As you can see above, the first step of strapping the big toe is to apply anchor pieces of tape just above and below the 1st MTPJ margin. The second step is to start at the distal anchor (the one on the toe) and then stick the tape down along the toe until you reach the proximal anchor (the one on the foot). When you do this you need to gently move the toe towards the direction the tape is being applied. For example, for the top piece of tape, bend the toe up slightly. For the bottom piece of tape, bend it down a little. Repeat this with 3 – 4 pieces of tape until the joint is covered completely.
Applying strapping tape to the big toe joint like this will immediately limit the amount of work done by the toe, and your pain will decrease.

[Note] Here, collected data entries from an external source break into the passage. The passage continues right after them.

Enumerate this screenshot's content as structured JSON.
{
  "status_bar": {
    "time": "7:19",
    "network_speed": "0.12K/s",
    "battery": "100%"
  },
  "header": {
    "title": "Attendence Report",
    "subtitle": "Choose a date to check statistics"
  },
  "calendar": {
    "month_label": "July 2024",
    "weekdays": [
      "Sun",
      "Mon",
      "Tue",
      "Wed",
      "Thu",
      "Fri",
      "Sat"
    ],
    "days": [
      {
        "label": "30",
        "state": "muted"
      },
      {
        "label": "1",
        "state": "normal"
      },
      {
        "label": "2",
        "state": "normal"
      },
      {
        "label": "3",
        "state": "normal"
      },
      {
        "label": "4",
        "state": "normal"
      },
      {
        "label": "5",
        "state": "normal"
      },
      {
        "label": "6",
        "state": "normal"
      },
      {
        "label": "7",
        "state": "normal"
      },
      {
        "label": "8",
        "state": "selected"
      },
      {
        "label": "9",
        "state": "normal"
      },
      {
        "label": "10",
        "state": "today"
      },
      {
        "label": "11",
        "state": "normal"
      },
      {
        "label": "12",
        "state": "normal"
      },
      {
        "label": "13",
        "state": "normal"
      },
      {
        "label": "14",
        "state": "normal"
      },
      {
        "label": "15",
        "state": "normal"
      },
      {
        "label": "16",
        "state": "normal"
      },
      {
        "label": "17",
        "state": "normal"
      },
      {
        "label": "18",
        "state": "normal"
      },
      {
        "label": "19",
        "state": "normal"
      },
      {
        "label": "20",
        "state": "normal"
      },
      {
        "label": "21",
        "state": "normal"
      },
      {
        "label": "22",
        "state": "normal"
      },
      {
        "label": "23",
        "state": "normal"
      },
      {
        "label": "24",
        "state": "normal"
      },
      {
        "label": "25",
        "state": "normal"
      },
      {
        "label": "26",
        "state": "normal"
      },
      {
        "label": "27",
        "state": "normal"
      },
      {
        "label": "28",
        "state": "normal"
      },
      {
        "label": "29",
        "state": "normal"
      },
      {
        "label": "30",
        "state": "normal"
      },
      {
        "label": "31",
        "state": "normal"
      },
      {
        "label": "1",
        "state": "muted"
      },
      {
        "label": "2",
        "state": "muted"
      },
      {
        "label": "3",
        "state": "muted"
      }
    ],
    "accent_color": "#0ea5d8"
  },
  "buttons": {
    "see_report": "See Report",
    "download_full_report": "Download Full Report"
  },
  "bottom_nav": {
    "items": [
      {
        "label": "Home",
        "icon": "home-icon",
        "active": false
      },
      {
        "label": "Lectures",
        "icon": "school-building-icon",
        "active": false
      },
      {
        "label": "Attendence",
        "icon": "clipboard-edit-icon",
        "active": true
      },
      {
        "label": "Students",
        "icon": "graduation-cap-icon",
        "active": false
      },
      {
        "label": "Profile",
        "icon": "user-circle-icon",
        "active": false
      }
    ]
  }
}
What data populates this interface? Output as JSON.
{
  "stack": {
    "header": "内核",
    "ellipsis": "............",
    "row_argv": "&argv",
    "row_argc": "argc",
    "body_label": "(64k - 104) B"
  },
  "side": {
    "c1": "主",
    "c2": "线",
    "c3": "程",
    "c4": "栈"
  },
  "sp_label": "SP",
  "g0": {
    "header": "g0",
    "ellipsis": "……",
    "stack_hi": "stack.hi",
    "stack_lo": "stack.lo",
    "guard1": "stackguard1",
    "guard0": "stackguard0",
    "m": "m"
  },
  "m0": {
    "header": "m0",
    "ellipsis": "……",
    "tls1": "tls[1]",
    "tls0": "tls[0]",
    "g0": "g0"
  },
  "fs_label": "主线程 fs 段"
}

Orthotics for big toe pain
Orthotics are amazing devices that you can use to manipulate the load on the foot. You can move pressure and forces from sore areas onto not-sore areas. A podiatrist is the best person to see to assess what your exact needs are and what type of orthotic will work best for you.
A prefabricated foot orthotic can often be used to reduce pain at the 1st MTPJ by applying a force directly under the joint just before the big toe joint. This is a nifty way of limiting movement in the 1st MTPJ without increase the pressure underneath the joint.
A custom orthotic can also be used to much more specifically reduce the load on the big toe. By varying the geometry of the device you can increase the work done by other toes and joints like the midfoot or the ankle.
When writing this piece I wanted to show just what an amazing, hard working and overlooked joint the 1st MTPJ is. It’s no surprise to any podiatrist when someone walks (or limps) into our clinics with a sore big toe, they work so damn hard! Think of all the people you know with hip or knee replacements? We can’t really replace the big toe joint and yet many times more force goes through it than the hip and the knee combined.
So the great news that three simple things can be done to immediately reduce pain at the 1st MTPJ. Shoes, strapping and orthotics.
There are many more things you can do including appropriate exercise and physical therapy, strengthening and other symptom modifiers which your podiatrist can prescribe for you after a consultation to determine what will work best for you.